This is the concluding post of my dye experiment using tansy flowers. See my previous posts: “yellow from my dye pot, and mordant testing on tansy dye bath.” For this part of the experiment, I started with two silk scarves that were previously dyed yellow with tansy. These scarves were then over-dyed with indigo, which resulted in a beautiful forest green background. The yellow pattern is a result of using two different Shibori resist techniques (Nui, and Itajime) of folding, creasing, stitching and shaped resist-dyeing before dipping into the indigo vat.
A brief description about the different techniques. Nui Shibori designs are created by hand stitching in a straight, curved, or parallel lines on the fabric; the stitching is then drawn together and secured tightly before it is dyed. The folds and creases of cloth between the gathers form a resist from being dyed. This technique is a little time-consuming, but the end results are quite rewarding.

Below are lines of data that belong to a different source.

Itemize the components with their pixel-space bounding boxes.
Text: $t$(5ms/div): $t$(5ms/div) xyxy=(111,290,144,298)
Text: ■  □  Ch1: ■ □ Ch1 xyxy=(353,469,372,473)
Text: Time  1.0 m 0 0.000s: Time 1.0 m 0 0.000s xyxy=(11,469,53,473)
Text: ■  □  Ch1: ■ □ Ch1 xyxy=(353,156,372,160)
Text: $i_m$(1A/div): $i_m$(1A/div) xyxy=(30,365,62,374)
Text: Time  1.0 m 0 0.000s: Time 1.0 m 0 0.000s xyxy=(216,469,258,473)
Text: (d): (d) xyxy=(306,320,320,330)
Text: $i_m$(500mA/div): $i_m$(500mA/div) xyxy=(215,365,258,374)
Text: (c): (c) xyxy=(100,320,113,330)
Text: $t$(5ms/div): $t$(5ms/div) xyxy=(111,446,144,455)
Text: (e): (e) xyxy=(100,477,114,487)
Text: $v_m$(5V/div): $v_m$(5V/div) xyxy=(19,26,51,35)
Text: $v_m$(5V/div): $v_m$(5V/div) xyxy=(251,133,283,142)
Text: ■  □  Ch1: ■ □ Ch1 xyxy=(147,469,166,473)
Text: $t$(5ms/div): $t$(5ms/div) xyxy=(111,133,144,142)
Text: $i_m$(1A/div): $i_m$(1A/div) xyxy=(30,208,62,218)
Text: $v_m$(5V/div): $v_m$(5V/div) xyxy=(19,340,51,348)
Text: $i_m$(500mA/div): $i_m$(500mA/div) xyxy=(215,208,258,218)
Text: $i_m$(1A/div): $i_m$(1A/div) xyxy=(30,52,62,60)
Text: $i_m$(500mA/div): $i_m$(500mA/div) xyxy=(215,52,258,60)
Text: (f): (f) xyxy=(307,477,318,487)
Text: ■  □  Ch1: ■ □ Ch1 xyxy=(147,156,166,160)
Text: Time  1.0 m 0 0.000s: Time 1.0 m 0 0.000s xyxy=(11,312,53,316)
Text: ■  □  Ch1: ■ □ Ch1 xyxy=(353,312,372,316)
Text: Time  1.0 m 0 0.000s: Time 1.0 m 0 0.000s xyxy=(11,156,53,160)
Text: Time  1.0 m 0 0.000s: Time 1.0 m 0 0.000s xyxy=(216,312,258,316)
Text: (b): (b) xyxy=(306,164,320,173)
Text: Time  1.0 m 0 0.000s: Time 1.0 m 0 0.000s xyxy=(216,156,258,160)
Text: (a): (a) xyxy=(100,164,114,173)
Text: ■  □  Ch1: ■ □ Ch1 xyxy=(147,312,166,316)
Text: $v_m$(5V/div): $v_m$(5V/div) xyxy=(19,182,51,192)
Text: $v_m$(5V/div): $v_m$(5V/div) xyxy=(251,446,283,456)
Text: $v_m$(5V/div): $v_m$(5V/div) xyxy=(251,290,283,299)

Itajime Shibori is a shaped resist-technique by sandwiching two pieces of wood or plastic templates between the folds of fabric. The stack is held in place by securing with strings or C-clamps. The shapes act as a resist and prevent the dye from penetrating the area that is covered by the templates. It is very important to make sure the top and bottom templates are in alignment with each other so that the exact shape of templates is transferred to the dyed fabric.